Arrange() function changes the order of the rows by the values of selected columns. The arguments are .data (data frame/tibble), variables, or functions of variables (use desc() to sort a variable in descending order), .by_group (TRUE will sort first by grouping variable).
Summarise() collapses a group into a single row, it will have one (or more) rows for each combination of grouping variables. The arguments are .data, name-value pairs of summary functions. The name will be the name of the variable in the result, .groups (grouping structure of the result).
We see that the most number of charges were for the investigation called “watergate”. First, group_by id, after we count how many repetitions we have for each id and arrange the results in desc order.
investigation %>%
group_by(id) %>%
summarize(investigation_total=n()) %>%
arrange(desc(investigation_total))
## # A tibble: 24 x 2
## id investigation_total
## <chr> <int>
## 1 watergate 72
## 2 russia 34
## 3 whitewater 20
## 4 pierce 18
## 5 iran-contra 14
## 6 espy 13
## 7 cisneros 6
## 8 bruce-babbitt 1
## 9 bush-clinton-passport 1
## 10 deaver 1
## # ... with 14 more rows
ggplot2() is a plotting package that provides helpful commands to create complex plots from data in a data frame. The graphics are built layer by layer by adding new elements.

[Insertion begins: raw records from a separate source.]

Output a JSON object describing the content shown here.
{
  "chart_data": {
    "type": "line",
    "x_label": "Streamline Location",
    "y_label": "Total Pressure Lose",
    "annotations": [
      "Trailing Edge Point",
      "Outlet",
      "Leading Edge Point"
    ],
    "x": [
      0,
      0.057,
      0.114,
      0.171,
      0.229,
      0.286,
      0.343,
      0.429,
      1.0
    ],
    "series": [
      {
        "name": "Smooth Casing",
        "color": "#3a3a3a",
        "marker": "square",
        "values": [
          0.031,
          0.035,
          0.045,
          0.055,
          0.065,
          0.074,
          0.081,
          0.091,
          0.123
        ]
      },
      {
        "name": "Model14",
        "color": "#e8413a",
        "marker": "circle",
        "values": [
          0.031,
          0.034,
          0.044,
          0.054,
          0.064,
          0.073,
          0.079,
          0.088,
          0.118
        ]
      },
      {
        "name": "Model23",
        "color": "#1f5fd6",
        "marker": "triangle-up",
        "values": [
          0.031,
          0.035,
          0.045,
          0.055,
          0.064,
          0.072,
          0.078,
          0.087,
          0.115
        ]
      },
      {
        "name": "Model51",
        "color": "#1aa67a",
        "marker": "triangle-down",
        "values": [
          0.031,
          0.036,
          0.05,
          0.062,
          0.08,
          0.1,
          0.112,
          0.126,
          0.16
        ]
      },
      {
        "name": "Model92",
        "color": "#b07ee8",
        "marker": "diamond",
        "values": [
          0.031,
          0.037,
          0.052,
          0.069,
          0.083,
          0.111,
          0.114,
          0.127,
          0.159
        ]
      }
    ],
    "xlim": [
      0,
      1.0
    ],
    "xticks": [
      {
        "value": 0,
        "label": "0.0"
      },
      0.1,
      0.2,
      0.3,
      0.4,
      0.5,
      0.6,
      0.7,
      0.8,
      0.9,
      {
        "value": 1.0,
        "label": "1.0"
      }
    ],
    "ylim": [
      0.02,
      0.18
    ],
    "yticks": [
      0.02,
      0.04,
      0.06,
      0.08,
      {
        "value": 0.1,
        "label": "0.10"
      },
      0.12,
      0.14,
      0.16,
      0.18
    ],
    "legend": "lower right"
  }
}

Adding layers in this fashion allows for extensive flexibility and customization of plots.
We will plot the graph to find out which president had the most number of investigations during the term. It was Richard Nixon.
The arguments of ggplot() are the data frame/tibble, mapping (default list of aesthetic mappings to use for plot). We have added the type of the plot - bar using geom_bar() with the blue color (also we can use geom_point(), geom_boxplot(), geom_line(), geom_col(). etc), theme_light() made our plot with the white background instead of grey, theme() is used to define text and the position of text on the graph, labs() will define labels and title of the plot.
Another tidyverse library is forcats, the library provides a suite of tools that solve common problems with factors, including changing the order of levels or the values. The function fct_infreq(): Reordering a factor by the frequency of values.
ggplot(investigation, aes(x=fct_infreq(president))) +
geom_bar(fill='blue') +
theme_light() +
theme(plot.title = element_text(hjust = 0.5), axis.text.x = element_text(size = 10, angle = 90))+
labs(x = 'President', y = "# of investigations", title = "# of investigations for each president")
Using geom_point(), we can build the plot to find out which investigation was the longest. It was cisneros, more than 3,000 days.
ggplot(investigation, aes(x=id, y=`investigation-days`)) +
geom_point (color="red") +
theme_light() +
theme(plot.title = element_text(hjust = 0.5), axis.text.x = element_text(angle = 90))+
labs(x = 'Investigation name', y = "# of days", title = "Length, in days, of the investigation")
Tidyverse package is an irreplaceable tool to transform messy data sets into the convenient for analysis format. In this “vignette” we demonstrated how to use dplyr, ggplot2, stringr, forcats libraries of the tidyVerse package. There are more to discover within each of the libraries mentioned above as well as tidyverse package contains a lot of other libraries that were not mentioned in the current “vignette” such as tidyr, tibble, purrr.